Three weeks ago, two multi-story houses behind Leverett Towers were air-jacked off their original foundation, placed on wheels, rotated 180 degrees, attached to a truck, and pulled onto a new foundation—at their new address, roughly 50 feet away.
While anything that stands in the path of Fair Harvard’s construction tends to bite the dust, these two houses were redeemed due to their apparent historic significance to the city of Cambridge. Graduate housing is slated to replace them in 2007.
Leverett residents wonder why the gray and blue buildings were protected; even Harvard’s Construction Mitigation Manager Ed Leflore would have preferred demolition over preservation. “We’d prefer not to move it—it’s easier to just stick a big bulldozer in there,” he says.
More noise was also the last thing some residents wanted.
Since they arrived in September, these River denizens have had to endure the unceasing cacophony of construction outside their windows, starting at 7:30 a.m. each morning, and cranes carrying houses did not help.

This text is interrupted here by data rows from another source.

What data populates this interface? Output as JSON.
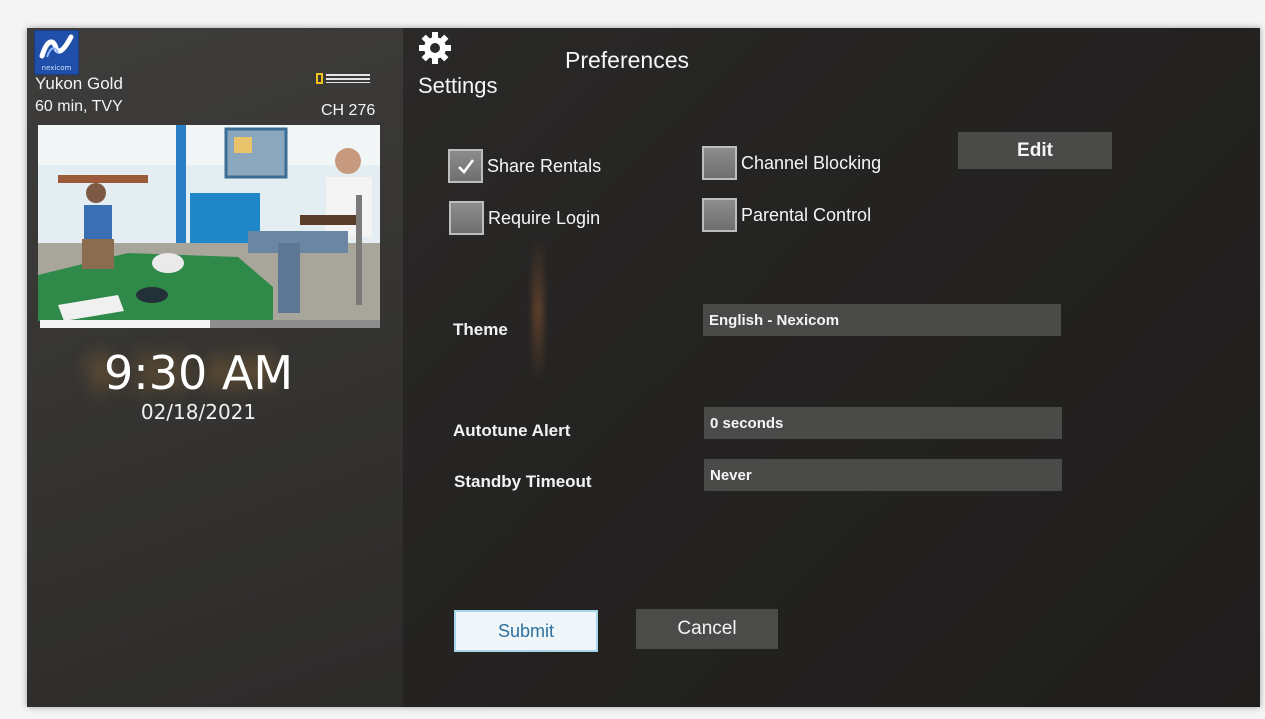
{
  "program": {
    "title": "Yukon Gold",
    "meta": "60 min, TVY",
    "channel": "CH 276",
    "network_logo": "national-geographic-logo",
    "progress_fraction": 0.5
  },
  "clock": {
    "time": "9:30 AM",
    "date": "02/18/2021"
  },
  "header": {
    "settings_label": "Settings",
    "page_title": "Preferences"
  },
  "options": {
    "share_rentals": {
      "label": "Share Rentals",
      "checked": true
    },
    "require_login": {
      "label": "Require Login",
      "checked": false
    },
    "channel_blocking": {
      "label": "Channel Blocking",
      "checked": false
    },
    "parental_control": {
      "label": "Parental Control",
      "checked": false
    },
    "edit_label": "Edit"
  },
  "fields": {
    "theme": {
      "label": "Theme",
      "value": "English - Nexicom"
    },
    "autotune": {
      "label": "Autotune Alert",
      "value": "0 seconds"
    },
    "standby": {
      "label": "Standby Timeout",
      "value": "Never"
    }
  },
  "actions": {
    "submit": "Submit",
    "cancel": "Cancel"
  },
  "colors": {
    "panel": "#353432",
    "background": "#262524",
    "control": "#4a4a49",
    "submit_text": "#2f6f9e",
    "logo_blue": "#1f4fa8"
  }
}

“I set my alarm for 8 a.m., but instead of being awoken by the pleasant sound of the radio, I heard the beeps from the truck backing up,” said Kathy I. Cheng ’07, who lives on the third floor of Leverett G Tower. Some Leverett residents placed bets on when the houses would be moved and had an impromptu party when they finally were.
Cheng also had a reason to celebrate. “At least we don’t have to worry about the people who lived in those houses peeping on us anymore,” she said.